Electoral Disabilities (Military Service) Removal Act 1900
- Parliament of the United Kingdom
- Long title: An Act to remove Electoral Disabilities which may arise in the case of Members of the Reserve, Militia, and Yeomanry Forces, and in the case of Volunteers, by reason of absence on the Military Service of the Crown.
- Citation: 63 & 64 Vict. c. 8

Dates
- Royal assent: 25 May 1900

Other legislation
- Repealed by: Statute Law Revision Act 1908

Status: Repealed

= Electoral Disabilities (Military Service) Removal Act 1900 =

The Electoral Disabilities (Military Service) Removal Act 1900 (63 & 64 Vict. c. 8) was an act of Parliament of the Parliament of the United Kingdom, given royal assent on 25 May 1900 and repealed in 1908.

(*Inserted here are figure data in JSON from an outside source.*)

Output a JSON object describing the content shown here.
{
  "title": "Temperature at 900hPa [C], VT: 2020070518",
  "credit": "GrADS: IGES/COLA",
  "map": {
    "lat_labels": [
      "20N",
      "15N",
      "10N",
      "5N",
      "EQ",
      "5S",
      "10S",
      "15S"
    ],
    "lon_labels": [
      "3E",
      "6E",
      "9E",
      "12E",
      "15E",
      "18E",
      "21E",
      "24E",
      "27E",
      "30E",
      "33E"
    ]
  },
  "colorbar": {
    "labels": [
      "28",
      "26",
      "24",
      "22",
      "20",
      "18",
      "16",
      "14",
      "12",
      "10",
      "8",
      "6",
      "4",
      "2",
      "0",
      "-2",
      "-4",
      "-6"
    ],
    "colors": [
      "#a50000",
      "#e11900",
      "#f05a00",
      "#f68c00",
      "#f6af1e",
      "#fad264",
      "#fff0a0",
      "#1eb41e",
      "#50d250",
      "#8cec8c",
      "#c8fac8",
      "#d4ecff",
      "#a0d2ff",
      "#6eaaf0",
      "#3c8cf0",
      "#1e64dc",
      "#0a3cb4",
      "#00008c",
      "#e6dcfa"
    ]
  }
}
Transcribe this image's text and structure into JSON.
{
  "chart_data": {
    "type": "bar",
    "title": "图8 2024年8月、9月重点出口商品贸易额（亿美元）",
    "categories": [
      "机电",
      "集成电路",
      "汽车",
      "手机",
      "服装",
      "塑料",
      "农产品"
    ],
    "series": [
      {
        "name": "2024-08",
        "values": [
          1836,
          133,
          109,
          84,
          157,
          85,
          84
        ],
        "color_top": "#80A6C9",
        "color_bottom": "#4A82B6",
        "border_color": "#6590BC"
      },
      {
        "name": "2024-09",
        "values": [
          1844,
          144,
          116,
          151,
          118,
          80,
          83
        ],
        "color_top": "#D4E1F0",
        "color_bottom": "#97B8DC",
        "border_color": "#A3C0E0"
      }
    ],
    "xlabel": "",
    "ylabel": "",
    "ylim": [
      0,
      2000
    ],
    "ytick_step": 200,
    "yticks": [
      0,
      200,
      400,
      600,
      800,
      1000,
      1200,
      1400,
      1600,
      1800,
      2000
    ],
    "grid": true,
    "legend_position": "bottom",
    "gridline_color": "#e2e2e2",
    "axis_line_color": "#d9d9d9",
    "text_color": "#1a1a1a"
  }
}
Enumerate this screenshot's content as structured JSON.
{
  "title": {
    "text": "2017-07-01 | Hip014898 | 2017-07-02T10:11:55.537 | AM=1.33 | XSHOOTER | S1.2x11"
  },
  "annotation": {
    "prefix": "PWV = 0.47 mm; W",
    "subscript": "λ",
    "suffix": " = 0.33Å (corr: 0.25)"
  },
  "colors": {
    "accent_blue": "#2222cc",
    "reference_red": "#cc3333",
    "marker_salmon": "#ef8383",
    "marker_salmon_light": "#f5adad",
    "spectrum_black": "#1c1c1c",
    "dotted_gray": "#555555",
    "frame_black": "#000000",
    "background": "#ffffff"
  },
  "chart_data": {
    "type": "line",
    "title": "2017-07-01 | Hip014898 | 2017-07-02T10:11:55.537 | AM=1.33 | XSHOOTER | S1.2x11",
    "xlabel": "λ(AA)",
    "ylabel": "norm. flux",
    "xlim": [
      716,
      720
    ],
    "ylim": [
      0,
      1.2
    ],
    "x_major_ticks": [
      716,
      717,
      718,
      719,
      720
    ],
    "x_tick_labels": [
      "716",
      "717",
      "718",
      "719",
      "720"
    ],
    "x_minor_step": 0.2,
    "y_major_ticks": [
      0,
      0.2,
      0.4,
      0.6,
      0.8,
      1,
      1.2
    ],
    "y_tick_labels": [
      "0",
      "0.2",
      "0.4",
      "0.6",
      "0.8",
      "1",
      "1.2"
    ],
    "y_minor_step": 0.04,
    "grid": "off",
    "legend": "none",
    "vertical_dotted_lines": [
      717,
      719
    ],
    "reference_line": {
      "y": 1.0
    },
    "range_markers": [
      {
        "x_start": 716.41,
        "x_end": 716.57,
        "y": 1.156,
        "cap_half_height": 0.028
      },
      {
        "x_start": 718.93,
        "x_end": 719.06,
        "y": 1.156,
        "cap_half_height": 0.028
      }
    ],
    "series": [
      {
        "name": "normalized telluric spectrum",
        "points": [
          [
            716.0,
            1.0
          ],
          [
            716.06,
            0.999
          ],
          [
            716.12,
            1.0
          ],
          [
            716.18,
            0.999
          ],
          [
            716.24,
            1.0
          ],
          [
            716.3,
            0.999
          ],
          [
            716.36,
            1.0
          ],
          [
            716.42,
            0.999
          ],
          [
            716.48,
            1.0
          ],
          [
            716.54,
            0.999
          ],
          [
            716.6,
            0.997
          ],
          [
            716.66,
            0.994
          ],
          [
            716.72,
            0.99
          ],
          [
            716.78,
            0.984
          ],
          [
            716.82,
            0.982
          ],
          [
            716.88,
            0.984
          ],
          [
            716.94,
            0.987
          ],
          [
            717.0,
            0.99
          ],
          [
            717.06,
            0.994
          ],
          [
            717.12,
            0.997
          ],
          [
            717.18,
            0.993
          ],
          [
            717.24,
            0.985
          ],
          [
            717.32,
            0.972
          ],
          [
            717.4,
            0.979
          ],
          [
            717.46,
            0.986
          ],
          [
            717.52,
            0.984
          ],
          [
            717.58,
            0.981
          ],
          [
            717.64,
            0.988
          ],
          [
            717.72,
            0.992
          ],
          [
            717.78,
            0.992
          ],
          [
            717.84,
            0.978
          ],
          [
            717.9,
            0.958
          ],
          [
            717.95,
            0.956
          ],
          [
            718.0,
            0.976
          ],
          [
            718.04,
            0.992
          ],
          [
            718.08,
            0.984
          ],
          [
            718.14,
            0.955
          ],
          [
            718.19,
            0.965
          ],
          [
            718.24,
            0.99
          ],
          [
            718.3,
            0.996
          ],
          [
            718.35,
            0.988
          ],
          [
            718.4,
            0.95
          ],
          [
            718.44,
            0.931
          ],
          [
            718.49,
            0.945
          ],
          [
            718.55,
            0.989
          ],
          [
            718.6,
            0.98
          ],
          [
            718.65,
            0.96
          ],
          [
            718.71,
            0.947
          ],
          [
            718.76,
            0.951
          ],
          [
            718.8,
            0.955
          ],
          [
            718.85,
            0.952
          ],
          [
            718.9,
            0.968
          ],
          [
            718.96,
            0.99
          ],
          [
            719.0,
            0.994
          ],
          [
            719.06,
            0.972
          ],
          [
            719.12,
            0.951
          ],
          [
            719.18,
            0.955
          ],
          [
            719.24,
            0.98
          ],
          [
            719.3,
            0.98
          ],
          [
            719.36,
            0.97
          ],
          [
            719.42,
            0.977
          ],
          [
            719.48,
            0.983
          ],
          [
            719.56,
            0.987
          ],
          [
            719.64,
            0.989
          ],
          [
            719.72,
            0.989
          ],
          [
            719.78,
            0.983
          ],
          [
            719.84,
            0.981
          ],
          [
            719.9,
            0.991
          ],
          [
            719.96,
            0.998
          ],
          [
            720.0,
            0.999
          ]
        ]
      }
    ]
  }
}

It held that any person on active service as part of the reserves, volunteers, yeomanry or militia, and as a result not fulfilling the residency requirement for electoral registration, was not to be disqualified from registration for this reason alone. It also provided that they were not to be disqualified if their wife or their children had received poor relief during such an absence.

The act was specifically stipulated to only apply during the duration of the South African War, though it applied to any absence on active service, whether overseas or on service within the United Kingdom. "Volunteer" applied generally, to any person enlisted for temporary service for the purposes of the war.

The act was repealed by the Statute Law Revision Act 1908, though it had by this point ceased to have any effect.